White House ‘vigilant’ about risky China research ‘harming Americans’ after COVID variant killed 100% of ‘humanized’ mice

WASHINGTON — The Biden administration now says it is being “vigilant” about risky scientific research from China, following a study that found a coronavirus variant from the country could kill 100% of “humanized” mice.

White House national security adviser Jake Sullivan said Wednesday the increased vigilance is because viruses can “come back and harm Americans”.

“We’ve documented in the past over many years concerns about biosafety, biosecurity practices of a number of countries, China being one of them,” Sullivan said at the regular White House briefing when asked about the controversial study, which was described in a preprint paper released last month.

White House national security adviser Jake Sullivan said the Biden administration is being “vigilant” about risky scientific research from China. REUTERS/Kevin Lamarque
A recent study from China found that a COVID variant killed 100% of mice. filin174 – stock.adobe.com

“That’s something we continue to be vigilant about because biosafety and biosecurity, particularly of hazardous bio-substances anywhere in the world, can ultimately come back and harm Americans,” Sullivan added.

“So it remains a significant focus of multiple agencies of the US government and we’ll keep working on that.”

The new study preprint went viral due to the theory that the COVID-19 pandemic leaked from a lab in Wuhan, China, in late 2019 before going on to kill nearly 1.2 million Americans — about 800,000 of them since President Biden took office.

Prominent scientists said the latest research is concerning after the FBI and the Energy Department’s National Laboratories assessed COVID-19 likely leaked from a lab.

Dr. Francois Balloux of the University College London’s Genetics Institute, wrote on X, “I can see nothing of vague interest that could be learned from force-infecting a weird breed of humanized mice with a random virus. Conversely, I could see how much stuff might go wrong.”

Researchers working in the Wuhan Institute of Virology in 2017 — where some believe the COVID-19 virus originated. Photo by JOHANNES EISELE/AFP via Getty Images

The preprint, uploaded to the platform bioRxiv by a group of researchers from the Beijing University of Chemical Technology, said that their study dealt with the “SARS-CoV-2-related pangolin coronavirus GX_P2V” that was isolated from pangolins in peninsular Malaysia in 2017 and later mutated in apparent adaptation to cell cultures.

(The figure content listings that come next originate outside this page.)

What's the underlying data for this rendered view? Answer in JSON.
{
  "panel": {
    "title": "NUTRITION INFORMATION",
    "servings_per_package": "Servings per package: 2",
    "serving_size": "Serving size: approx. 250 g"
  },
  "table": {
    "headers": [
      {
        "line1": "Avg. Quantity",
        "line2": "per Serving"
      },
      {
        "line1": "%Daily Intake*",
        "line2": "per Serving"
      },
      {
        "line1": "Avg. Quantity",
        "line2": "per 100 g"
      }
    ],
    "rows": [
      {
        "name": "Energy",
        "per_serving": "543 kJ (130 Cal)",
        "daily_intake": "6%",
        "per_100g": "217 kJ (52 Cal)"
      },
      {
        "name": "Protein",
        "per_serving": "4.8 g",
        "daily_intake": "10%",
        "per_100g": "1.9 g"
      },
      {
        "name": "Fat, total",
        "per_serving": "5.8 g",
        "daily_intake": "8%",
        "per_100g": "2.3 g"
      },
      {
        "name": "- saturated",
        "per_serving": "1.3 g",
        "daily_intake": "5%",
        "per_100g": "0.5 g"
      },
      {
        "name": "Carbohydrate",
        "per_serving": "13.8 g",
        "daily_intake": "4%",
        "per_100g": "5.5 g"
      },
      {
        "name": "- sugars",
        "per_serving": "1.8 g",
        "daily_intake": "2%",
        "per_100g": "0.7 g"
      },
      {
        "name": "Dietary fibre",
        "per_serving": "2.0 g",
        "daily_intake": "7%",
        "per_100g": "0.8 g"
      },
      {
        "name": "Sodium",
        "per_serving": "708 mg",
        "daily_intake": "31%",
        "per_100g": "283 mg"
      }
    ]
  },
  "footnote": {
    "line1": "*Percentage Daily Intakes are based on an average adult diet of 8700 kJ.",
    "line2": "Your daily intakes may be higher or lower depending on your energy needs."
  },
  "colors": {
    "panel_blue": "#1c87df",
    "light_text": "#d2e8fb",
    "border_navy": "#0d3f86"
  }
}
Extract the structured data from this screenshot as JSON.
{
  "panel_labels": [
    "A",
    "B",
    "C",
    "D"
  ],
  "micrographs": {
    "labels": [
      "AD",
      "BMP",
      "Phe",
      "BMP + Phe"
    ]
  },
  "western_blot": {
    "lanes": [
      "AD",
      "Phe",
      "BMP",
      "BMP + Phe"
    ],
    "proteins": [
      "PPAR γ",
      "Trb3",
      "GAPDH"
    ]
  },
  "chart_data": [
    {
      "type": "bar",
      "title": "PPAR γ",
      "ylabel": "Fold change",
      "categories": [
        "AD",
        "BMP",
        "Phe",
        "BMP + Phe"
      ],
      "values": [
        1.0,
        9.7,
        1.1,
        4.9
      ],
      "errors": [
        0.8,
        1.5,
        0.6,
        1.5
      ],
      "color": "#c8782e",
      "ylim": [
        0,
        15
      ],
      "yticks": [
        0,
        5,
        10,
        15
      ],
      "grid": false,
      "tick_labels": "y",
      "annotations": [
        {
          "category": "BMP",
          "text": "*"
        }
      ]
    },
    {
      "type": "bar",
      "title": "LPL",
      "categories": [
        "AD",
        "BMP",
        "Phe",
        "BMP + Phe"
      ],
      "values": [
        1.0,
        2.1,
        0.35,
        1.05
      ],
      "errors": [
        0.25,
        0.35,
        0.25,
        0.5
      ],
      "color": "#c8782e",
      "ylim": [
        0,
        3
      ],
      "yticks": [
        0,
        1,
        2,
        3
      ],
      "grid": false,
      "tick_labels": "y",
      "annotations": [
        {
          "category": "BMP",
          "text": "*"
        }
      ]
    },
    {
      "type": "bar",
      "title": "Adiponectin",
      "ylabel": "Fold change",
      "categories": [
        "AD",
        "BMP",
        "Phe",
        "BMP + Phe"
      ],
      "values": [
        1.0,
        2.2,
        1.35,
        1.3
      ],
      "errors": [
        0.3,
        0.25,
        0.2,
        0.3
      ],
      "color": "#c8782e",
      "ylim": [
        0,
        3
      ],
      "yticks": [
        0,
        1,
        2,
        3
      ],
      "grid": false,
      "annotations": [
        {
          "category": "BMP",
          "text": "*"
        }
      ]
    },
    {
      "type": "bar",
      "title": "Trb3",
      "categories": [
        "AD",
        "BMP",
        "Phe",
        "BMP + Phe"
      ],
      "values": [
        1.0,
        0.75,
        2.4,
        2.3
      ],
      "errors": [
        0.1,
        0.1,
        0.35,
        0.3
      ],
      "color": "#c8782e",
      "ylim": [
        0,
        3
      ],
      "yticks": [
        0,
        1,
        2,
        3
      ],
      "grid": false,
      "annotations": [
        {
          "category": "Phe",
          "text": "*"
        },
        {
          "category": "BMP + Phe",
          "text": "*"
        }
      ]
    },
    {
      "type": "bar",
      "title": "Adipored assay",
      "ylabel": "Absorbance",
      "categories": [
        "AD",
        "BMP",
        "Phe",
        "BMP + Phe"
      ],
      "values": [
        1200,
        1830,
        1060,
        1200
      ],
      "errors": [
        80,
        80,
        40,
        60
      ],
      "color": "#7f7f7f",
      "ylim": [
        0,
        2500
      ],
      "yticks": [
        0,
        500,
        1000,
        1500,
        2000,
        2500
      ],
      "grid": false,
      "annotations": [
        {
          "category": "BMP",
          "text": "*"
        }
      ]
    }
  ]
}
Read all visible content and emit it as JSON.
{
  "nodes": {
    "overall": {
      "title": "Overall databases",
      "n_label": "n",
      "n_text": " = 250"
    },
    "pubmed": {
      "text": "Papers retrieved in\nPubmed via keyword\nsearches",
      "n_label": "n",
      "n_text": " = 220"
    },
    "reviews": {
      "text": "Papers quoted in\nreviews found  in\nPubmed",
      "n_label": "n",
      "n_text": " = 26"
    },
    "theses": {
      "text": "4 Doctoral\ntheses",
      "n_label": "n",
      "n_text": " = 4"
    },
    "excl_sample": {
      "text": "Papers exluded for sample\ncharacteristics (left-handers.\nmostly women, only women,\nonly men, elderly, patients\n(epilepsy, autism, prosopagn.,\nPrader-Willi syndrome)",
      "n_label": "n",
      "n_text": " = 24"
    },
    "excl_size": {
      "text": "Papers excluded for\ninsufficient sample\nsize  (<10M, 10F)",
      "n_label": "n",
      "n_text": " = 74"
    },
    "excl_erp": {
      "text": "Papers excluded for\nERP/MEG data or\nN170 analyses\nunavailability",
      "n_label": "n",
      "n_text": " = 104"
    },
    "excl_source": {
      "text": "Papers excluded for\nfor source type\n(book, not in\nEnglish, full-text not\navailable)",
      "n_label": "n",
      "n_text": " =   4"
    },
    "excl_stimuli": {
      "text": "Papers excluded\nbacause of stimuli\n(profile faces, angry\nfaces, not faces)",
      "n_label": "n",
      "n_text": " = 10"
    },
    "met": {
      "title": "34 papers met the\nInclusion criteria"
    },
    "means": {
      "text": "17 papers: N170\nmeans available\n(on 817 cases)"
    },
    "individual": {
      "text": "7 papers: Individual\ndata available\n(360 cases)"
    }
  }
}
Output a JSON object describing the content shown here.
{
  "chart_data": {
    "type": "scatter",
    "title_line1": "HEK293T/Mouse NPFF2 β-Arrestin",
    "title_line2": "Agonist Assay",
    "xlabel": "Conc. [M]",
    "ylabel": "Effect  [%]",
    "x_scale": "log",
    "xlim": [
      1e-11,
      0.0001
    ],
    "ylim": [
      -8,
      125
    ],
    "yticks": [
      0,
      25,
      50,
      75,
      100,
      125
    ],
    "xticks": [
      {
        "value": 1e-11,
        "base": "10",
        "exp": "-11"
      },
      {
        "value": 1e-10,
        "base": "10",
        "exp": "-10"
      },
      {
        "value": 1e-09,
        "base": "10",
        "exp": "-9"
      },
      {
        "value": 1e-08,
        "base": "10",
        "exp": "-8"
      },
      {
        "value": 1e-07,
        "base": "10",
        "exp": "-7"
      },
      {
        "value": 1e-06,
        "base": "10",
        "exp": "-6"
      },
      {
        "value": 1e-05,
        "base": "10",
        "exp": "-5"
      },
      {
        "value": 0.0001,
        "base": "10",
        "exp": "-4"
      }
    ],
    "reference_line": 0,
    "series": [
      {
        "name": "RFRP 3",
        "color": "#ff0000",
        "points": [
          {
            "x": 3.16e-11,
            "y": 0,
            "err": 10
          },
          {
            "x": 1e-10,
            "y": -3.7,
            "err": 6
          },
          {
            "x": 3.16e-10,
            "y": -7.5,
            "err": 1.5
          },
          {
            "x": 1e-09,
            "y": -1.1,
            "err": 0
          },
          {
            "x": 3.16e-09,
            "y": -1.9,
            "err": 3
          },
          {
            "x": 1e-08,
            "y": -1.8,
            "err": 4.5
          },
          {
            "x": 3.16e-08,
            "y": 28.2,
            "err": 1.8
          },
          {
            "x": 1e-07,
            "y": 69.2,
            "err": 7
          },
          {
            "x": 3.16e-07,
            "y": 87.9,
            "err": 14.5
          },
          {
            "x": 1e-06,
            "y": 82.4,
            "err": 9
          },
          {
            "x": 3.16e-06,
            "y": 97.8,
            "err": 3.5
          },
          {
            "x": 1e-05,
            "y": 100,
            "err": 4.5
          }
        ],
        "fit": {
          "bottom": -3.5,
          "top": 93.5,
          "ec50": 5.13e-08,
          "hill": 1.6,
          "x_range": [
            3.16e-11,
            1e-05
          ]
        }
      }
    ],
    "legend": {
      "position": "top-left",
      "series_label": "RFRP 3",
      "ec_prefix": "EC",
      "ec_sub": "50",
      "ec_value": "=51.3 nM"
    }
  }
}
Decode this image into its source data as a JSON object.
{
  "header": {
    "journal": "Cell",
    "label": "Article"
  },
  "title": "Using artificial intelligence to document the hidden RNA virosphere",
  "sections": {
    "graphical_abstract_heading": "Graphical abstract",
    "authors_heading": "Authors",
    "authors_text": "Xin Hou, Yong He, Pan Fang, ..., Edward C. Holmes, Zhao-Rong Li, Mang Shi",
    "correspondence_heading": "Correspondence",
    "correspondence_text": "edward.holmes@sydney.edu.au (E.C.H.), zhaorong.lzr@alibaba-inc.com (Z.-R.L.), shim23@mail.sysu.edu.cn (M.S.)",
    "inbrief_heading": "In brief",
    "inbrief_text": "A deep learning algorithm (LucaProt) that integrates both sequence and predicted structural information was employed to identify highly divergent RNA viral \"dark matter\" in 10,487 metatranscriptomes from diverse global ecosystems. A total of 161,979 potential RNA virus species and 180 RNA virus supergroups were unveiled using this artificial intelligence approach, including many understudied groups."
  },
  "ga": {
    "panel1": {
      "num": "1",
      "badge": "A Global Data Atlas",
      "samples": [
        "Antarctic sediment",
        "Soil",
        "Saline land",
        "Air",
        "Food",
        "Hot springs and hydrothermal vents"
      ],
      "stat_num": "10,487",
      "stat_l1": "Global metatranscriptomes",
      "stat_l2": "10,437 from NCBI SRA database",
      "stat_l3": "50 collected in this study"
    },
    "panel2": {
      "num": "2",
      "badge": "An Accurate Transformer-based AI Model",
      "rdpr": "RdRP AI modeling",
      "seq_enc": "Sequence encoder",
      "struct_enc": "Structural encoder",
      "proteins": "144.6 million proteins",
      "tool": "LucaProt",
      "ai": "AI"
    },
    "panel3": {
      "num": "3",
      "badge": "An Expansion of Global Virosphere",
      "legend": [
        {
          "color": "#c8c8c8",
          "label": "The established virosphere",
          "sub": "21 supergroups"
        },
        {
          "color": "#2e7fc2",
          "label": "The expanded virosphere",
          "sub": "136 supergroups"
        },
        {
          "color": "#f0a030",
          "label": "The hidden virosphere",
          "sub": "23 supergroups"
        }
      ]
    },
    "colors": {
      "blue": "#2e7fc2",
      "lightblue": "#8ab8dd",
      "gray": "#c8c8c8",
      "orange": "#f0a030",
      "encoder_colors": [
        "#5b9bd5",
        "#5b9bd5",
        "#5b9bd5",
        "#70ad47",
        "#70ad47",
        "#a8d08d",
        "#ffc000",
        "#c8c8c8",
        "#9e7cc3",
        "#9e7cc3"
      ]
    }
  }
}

The researchers wrote, “To the best of our knowledge, this is the first report showing that a SARS-CoV-2-related pangolin coronavirus can cause 100% mortality in hACE2 mice, suggesting a risk for GX_P2V to spill over into humans.”

They added: “We surmise that the cause of death may be linked to the occurrence of late brain infection.”

Significant information such as security safeguards wasn’t immediately clear and reporting has emphasized the small sample size in the study and possibly significant differences between humans and genetically modified mice that could explain the high lethality.

China has not been transparent about the origins of COVID-19 and President Biden has hardly mentioned the topic in public remarks since declaring in an August 2021 statement that “[t]he world deserves answers, and I will not rest until we get them.”

One of the Wuhan facilities viewed as a possible origin site for the pandemic was doing risky US-funded “gain of function” research that modified the genetics of bat coronaviruses,

Documents published in late 2021 by The Intercept revealed that EcoHealth Alliance used US grants to fund Wuhan Institute of Virology experiments that modified three bat coronaviruses distinct from COVID-19. The research discovered the viruses became much more infectious among “humanized” mice when human-type receptors were added to them.